REST API Usage

sperok · August 5, 2016, 1:30am

I am trying to use the REST API to access my Rachio device from a server that I host, but keep getting 401 Unauthorized. I am using the correct API Key, at least it gives me correct results when using curl. Might this be a CORS issue?

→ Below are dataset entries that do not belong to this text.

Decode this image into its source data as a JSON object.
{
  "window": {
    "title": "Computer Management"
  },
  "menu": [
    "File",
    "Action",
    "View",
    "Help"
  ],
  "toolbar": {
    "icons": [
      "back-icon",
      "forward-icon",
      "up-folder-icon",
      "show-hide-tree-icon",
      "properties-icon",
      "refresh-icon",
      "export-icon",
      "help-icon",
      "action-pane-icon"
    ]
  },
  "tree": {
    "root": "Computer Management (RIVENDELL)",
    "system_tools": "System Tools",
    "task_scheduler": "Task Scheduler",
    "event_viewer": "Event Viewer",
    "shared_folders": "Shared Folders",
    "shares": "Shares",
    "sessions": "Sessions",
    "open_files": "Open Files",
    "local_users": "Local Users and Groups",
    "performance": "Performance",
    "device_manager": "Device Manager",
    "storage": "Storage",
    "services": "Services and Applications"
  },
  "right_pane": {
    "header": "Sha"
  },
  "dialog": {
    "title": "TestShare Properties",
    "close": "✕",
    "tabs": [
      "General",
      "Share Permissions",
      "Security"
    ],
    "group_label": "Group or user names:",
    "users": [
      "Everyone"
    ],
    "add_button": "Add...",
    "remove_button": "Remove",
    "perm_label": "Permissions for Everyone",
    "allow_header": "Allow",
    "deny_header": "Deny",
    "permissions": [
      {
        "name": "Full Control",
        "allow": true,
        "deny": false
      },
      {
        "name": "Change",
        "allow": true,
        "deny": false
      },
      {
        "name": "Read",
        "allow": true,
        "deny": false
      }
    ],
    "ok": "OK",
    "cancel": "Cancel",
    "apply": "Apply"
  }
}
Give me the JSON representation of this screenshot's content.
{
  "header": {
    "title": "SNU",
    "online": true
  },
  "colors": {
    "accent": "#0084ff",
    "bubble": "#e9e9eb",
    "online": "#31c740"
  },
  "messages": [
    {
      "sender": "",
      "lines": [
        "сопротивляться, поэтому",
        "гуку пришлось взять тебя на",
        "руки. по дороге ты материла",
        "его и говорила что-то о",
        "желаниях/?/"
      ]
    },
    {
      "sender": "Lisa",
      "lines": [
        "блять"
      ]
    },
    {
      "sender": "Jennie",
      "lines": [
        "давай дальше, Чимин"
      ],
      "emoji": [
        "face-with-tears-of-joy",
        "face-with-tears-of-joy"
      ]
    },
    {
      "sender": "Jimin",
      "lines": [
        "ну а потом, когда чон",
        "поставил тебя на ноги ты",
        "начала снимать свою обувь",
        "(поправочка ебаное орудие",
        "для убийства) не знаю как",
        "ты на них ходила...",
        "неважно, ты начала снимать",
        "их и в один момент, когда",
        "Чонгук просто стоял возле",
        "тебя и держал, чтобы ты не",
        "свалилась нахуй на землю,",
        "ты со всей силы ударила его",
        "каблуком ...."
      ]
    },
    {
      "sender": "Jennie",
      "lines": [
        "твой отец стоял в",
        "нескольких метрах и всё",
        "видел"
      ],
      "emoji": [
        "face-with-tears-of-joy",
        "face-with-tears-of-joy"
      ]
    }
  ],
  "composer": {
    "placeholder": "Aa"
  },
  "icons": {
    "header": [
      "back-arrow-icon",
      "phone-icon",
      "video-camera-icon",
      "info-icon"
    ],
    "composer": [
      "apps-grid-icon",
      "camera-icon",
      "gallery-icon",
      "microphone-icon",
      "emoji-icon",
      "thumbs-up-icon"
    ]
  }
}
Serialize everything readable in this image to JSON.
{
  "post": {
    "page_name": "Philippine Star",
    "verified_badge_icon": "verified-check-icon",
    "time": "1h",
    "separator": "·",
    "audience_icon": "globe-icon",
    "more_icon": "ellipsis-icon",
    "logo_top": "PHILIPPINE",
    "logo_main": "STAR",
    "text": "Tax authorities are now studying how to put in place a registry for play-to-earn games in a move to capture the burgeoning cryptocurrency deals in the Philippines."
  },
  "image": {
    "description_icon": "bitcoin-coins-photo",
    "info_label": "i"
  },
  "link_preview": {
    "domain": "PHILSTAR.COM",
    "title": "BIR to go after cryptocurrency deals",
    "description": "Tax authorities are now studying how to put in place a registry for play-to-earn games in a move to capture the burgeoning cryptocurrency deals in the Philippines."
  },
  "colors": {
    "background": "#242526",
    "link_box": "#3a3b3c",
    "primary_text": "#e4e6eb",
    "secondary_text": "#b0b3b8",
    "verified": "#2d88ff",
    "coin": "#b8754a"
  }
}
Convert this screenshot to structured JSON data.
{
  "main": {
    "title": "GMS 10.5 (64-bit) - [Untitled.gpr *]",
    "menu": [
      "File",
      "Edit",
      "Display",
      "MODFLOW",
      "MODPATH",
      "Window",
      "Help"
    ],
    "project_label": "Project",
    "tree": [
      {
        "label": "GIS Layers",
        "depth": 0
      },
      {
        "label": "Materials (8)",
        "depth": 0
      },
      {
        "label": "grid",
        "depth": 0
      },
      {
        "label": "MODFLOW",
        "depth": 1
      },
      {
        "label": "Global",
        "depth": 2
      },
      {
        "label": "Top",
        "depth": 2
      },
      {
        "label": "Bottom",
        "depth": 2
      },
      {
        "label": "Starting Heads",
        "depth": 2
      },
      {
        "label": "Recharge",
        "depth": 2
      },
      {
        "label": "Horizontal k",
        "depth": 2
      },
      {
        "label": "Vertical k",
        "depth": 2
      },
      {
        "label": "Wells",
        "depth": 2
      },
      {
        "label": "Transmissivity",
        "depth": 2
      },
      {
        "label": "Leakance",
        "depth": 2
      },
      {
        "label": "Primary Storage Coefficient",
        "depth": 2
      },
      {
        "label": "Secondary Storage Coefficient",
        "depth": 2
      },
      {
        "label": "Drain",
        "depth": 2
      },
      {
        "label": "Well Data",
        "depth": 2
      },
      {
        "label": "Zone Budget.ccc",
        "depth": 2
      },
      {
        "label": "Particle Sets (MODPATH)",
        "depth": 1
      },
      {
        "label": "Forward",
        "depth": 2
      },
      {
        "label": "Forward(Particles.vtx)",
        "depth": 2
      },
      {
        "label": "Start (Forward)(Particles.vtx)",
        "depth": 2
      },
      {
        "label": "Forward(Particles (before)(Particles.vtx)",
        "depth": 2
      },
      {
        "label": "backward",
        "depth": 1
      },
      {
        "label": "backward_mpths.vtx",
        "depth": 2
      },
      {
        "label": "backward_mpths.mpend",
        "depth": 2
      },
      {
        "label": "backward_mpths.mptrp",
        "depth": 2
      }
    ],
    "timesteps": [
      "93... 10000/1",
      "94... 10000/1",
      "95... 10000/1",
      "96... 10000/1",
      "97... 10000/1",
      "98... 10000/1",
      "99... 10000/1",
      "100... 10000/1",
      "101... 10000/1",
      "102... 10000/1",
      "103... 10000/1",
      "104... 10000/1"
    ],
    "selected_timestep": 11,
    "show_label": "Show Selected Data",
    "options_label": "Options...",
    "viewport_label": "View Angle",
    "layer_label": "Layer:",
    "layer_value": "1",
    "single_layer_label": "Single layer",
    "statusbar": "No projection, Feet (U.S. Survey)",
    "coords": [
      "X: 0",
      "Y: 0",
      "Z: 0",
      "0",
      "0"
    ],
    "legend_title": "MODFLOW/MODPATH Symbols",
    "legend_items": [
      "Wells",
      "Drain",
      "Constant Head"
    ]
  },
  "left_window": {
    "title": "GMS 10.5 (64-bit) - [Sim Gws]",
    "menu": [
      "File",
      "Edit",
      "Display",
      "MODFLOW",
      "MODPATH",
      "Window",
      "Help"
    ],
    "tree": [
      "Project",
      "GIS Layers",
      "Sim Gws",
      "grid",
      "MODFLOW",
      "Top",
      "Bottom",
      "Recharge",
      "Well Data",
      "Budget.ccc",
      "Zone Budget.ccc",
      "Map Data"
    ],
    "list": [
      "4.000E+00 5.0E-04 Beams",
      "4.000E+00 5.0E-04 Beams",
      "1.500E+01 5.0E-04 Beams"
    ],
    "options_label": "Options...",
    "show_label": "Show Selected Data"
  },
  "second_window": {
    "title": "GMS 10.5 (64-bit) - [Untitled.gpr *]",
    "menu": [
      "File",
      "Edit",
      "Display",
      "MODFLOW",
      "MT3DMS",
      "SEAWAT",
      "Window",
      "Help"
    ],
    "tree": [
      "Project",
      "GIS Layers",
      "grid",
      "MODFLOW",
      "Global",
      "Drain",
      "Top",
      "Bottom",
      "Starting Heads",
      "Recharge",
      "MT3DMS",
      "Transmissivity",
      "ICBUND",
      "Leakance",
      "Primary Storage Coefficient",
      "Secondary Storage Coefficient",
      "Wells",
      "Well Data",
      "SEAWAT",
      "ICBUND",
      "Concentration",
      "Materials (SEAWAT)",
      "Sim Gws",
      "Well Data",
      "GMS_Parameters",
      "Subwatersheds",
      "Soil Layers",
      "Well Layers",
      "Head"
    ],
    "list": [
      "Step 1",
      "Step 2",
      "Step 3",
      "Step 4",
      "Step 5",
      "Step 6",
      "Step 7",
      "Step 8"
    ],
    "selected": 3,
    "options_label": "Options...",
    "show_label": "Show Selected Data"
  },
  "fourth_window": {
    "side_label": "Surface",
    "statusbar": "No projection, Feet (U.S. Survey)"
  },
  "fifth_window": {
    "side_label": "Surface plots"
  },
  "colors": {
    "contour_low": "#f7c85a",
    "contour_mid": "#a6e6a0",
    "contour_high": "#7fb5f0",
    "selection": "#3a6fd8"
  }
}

The Rachio web app is running in my browser on my local machine, but the “origin” and “referrer” servers are a remote machine.

FIREFOX NETWORK TRACE

Request URL:https://api.rach.io/1/public/person/info
Request Method:GET
Status Code:401 Unauthorized
Remote Address:52.42.219.241:443

Request Headers

Accept:/
Accept-Encoding:gzip, deflate, sdch, br
Accept-Language:en-US,en;q=0.8
Authorization:bearer correct-rachio-api-key
Connection:keep-alive
Content-Type:application/json
Host:api.rach.io
Origin:http://my IP address deliberately hidden
Referer:http://my IP address deliberately hidden
User-Agent:Mozilla/5.0 (Macintosh; Intel Mac OS X 10_10_5) AppleWebKit/537.36 (KHTML, like Gecko) Chrome/51.0.2704.103 Safari/537.36

Response Headers
Access-Control-Allow-Credentials:true
Access-Control-Allow-Origin:http://my IP address deliberately hidden
Access-Control-Expose-Headers:Access-Control-Allow-Origin,Access-Control-Allow-Credentials
Cache-Control:no-cache, no-store, max-age=0, must-revalidate
Connection:keep-alive
Content-Length:56
Content-Type:application/json;charset=utf-8
Date:Fri, 05 Aug 2016 01:08:43 GMT
Expires:0
Pragma:no-cache
Server:Apache-Coyote/1.1
Strict-Transport-Security:max-age=31536000 ; includeSubDomains
X-Content-Type-Options:nosniff
X-Frame-Options:DENY
X-XSS-Protection:1; mode=block

sperok · August 5, 2016, 2:19am

Problem solved. The Authorization parameter was not correctly encoded.

Gorilla800lbs · August 9, 2016, 5:32pm

Hello! I am just starting to dabble with Rachio API, and I am having the same initial issue, I believe. Would you mind elaborating on how did you need to encode the Authorization parameter?

Thanks!

sperok · August 9, 2016, 5:55pm

Here are the steps I took. You can see the encoding of the API Access Token in the Javascript/Jquery step 3.

Get API Access Token from the app.rach.io using upper right hand menu. Note - the API Access Token below is faked.
Use curl example from Obtaining your API Token to test:

curl -X GET -H “Content-Type: application/json” -H “Authorization: Bearer 19ed0123-abcd-4d48-921b-17d4d9876838” https://api.rach.io/1/public/person/info

The response to this API should be the user’s ID if the API Access Token is OK.

Coded some Javascript to read the API Key from an Input field and generate an XHR request

function getUserId() {
	// Get the Rachio user info
	$.ajax({
		type: "GET",
		beforeSend: function (xhr) {
    		xhr.setRequestHeader('Authorization', 'Bearer ' + $('#apiKey').val())
    	},
		url: "https://api.rach.io/1/public/person/info",
		contentType: "application/json",
		async: true
	}).then(function(data) {
		getUser(data.id)
	})
}

function getUser(id) {
	$.ajax({
		type: "GET",
		beforeSend: function (xhr) {
    		xhr.setRequestHeader('Authorization', 'Bearer ' + $('#apiKey').val())
    	},
		url: 'https://api.rach.io/1/public/person/' + id ,
		contentType: "application/json",
		async: true
	}).then(function(data) {
		updateUser(data)
	})
}

Gorilla800lbs · August 9, 2016, 6:22pm

@sperok

I got it working, thank you very much!